Wednesday, October 18, 2006

Delete Duplicate Rows

It's easy to delete duplicate rows in Oracle using cursor and rownum. Here shows an example.

Create table and insert some duplicate rows.

CREATE TABLE DUP_TEST
(
COMPANY_ID VARCHAR(8),
COMPANY_NAME VARCHAR(80),
ADDRESS VARCHAR(80)
);

-- Create test data, dup by company id
INSERT INTO DUP_TEST VALUES ('1', 'Company One', 'Address1');
INSERT INTO DUP_TEST VALUES ('1', 'Company One', 'Address1');
INSERT INTO DUP_TEST VALUES ('2', 'Company Two', 'Address2');
INSERT INTO DUP_TEST VALUES ('2', 'Company Two', 'Address');
INSERT INTO DUP_TEST VALUES ('3', 'Company Three', 'Address3');

The duplicates are with company id 1 and 2. Let delete the duplicates.
set serveroutput on
declare
  rows_deleted integer := 0;
begin
  for cur in ( select company_id, count(*) cnt from DUP_TEST
               group by company_id having count(*) > 1 )
  loop
    delete from DUP_TEST
    where company_id = cur.company_id and rownum < cur.cnt;
    rows_deleted := rows_deleted + SQL%ROWCOUNT;
  end loop;
  dbms_output.put_line( 'records deleted: '  rows_deleted );
end;
/


Now show the result after deleting.
SQL> select * from dup_test;
COMPANY_ COMPANY_NAME ADDRESS
-------- -------------------- --------------------
1 Company One Address1
2 Company Two Address
3 Company Three Address3
It's a little bit diffcult to delete duplicate rows in SQL Server.

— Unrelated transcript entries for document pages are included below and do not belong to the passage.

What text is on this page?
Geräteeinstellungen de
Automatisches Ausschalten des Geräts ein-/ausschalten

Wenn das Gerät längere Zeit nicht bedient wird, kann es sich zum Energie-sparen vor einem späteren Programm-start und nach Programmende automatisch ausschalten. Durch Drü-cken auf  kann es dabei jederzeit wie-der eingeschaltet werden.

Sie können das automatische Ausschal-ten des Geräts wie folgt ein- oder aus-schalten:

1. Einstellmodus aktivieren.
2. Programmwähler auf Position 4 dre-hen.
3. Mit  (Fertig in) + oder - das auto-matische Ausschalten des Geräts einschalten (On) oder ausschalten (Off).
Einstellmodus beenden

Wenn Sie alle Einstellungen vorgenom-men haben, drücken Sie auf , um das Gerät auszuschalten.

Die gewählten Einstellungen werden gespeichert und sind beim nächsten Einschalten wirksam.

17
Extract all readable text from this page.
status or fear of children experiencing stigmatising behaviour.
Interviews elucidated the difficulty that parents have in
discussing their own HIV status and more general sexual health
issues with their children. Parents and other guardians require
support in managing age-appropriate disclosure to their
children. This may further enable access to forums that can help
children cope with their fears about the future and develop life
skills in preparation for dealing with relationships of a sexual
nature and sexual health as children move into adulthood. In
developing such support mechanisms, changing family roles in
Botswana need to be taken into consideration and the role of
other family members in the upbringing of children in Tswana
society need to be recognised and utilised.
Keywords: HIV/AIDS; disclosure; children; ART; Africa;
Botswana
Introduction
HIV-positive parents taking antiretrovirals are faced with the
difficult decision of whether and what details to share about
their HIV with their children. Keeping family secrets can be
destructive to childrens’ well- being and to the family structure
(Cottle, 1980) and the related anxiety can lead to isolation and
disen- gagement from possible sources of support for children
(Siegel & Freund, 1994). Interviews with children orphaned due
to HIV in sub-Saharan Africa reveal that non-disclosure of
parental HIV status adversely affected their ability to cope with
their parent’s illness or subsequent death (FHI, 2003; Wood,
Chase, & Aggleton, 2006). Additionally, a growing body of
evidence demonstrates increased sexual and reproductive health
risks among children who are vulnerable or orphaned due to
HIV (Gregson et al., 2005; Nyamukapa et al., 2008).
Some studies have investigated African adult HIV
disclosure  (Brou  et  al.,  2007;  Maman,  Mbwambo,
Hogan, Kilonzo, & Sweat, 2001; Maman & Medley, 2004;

I'll show one solution using a cursor. Consider the performance when you have large amount of data to search or delete.
declare cur cursor for select COMPANY_ID from DUP_TEST
declare @CompanyId int

open cur
fetch cur into @CompanyId

while @@fetch_status = 0
begin
if ( select count(*) from DUP_TEST where COMPANY_ID = @CompanyId ) > 1
begin
delete from DUP_TEST where current of cur
end
fetch cur into @CompanyId
end
close cur
deallocate cur
go
It goes through the full table and search duplicates for each row, if found, delete the current of cursor.

1 comment:

Anonymous said...

In Oracle, there are ways to de-dupe a table using straight SQL as well. Here's one way -


SQL>
SQL> --
SQL> -- Before delete...
SQL> --
SQL> select * from dup_test;

COMPANY_ID COMPANY_NAME ADDRESS
---------- --------------- --------------------
1 Company One Address1
1 Company One Address1
2 Company Two Address2
2 Company Two Address2
3 Company Three Address3

SQL>
SQL> --
SQL> -- The actual delete...
SQL> --
SQL> delete dup_test x
2 where rowid > (
3 select min (rowid)
4 from dup_test y
5 where y.company_id = x.company_id
6 and y.company_name = x.company_name
7 and y.address = x.address
8 )
9 /

2 rows deleted.

SQL>
SQL> --
SQL> -- After delete...
SQL> --
SQL> select * from dup_test;

COMPANY_ID COMPANY_NAME ADDRESS
---------- --------------- --------------------
1 Company One Address1
2 Company Two Address2
3 Company Three Address3

SQL>


And another way -


SQL>
SQL> --
SQL> -- Before delete...
SQL> --
SQL> select * from dup_test;

COMPANY_ID COMPANY_NAME ADDRESS
---------- --------------- --------------------
1 Company One Address1
1 Company One Address1
2 Company Two Address2
2 Company Two Address2
3 Company Three Address3

SQL>
SQL> --
SQL> -- The actual delete...
SQL> --
SQL> delete dup_test y
2 where rowid in
3 (
4 select t.rid
5 from
6 (
7 select rowid as rid,
8 x.company_id,
9 x.company_name,
10 x.address,
11 row_number() over (partition by x.company_id, x.company_name, x.address order by 1) as rnum
12 from dup_test x
13 ) t
14 where t.rnum > 1
15 )
16 /

2 rows deleted.

SQL>
SQL> --
SQL> -- After delete...
SQL> --
SQL> select * from dup_test;

COMPANY_ID COMPANY_NAME ADDRESS
---------- --------------- --------------------
1 Company One Address1
2 Company Two Address2
3 Company Three Address3

SQL>
SQL>